O presidente interino da Comissão de Valores Mobiliários (CVM), João Carlos Uzeda Accioly, admitiu em audiência na Comissão de Assuntos Econômicos (CAE) do Senado, nesta terça-feira (24), as limitações de pessoal e orçamento que atrasam os processos contra o Banco Master, envolvido em fraudes desde 2022. A CVM detectou movimentações atípicas no banco, mas enfrenta acúmulo de casos devido à redução de 70% no orçamento discricionário do órgão desde 2015, em meio ao crescimento do mercado de capitais.

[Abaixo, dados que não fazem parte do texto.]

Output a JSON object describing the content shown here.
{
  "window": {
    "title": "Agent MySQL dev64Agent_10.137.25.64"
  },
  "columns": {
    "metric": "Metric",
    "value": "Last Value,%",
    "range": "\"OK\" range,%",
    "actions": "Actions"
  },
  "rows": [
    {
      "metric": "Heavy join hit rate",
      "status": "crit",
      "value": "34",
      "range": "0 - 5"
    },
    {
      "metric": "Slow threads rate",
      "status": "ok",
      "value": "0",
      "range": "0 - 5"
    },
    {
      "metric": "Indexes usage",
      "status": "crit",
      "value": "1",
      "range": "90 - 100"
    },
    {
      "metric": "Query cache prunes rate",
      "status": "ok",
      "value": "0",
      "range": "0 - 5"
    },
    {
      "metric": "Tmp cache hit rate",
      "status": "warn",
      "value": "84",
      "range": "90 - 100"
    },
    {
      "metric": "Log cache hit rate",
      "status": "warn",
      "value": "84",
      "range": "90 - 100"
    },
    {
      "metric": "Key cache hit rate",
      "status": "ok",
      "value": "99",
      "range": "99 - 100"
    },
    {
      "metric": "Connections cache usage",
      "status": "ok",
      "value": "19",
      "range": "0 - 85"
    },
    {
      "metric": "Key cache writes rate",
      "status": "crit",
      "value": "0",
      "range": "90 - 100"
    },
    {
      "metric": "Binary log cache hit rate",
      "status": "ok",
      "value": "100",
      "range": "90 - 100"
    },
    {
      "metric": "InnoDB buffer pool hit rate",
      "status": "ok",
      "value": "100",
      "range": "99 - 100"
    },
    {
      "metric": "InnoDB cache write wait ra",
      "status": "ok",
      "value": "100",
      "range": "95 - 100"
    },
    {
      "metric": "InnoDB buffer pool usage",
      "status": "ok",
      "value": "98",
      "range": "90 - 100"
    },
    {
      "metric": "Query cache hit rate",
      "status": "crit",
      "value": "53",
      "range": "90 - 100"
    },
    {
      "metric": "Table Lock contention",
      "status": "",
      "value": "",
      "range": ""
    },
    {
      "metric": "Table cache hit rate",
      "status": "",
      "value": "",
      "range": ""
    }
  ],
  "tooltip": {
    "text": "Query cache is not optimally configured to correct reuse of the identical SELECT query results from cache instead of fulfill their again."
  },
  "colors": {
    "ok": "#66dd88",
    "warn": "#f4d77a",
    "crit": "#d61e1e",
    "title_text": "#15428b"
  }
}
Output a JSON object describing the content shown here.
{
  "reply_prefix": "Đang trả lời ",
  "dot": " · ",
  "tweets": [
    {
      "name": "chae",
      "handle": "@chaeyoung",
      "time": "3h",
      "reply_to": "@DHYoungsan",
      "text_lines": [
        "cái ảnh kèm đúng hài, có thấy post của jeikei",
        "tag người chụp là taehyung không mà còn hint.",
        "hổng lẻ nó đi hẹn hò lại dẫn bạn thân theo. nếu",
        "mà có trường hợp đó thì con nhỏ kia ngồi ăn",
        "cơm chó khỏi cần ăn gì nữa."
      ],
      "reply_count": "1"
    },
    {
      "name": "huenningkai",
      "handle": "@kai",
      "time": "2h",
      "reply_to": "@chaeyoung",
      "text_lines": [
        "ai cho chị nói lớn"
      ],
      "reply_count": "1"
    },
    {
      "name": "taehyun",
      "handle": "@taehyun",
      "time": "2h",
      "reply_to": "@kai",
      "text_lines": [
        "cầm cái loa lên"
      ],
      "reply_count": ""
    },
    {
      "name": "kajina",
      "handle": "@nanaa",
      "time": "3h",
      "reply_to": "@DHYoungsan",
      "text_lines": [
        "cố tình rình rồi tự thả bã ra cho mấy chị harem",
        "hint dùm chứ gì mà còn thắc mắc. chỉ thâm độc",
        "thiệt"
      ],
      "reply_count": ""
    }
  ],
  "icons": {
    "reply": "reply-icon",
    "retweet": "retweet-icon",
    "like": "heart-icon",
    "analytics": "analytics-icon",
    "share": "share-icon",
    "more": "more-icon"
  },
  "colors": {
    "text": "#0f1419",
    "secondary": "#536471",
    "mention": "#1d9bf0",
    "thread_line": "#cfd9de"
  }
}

Três dos cinco cargos de diretoria da CVM estão vagos, o que impacta os julgamentos.
Accioly explicou que o Banco Master manipulou ativamente seus balanços para superdimensionar os ativos de fundos exclusivos, criando uma aparência de solidez que permitia a emissão de certificados de depósito bancário (CDBs). Essa peculiaridade, possivelmente inédita, envolveu alinhamento entre o banco e os gestores dos fundos, beneficiando o próprio banco no esquema. Não houve denúncias externas porque o banco se beneficiava da fraude. Atualmente, há ao menos 200 processos em análise na CVM por fraudes e irregularidades, dos quais 24 relacionam o Banco Master, o Banco Regional de Brasília (BRB) e a gestora Reag.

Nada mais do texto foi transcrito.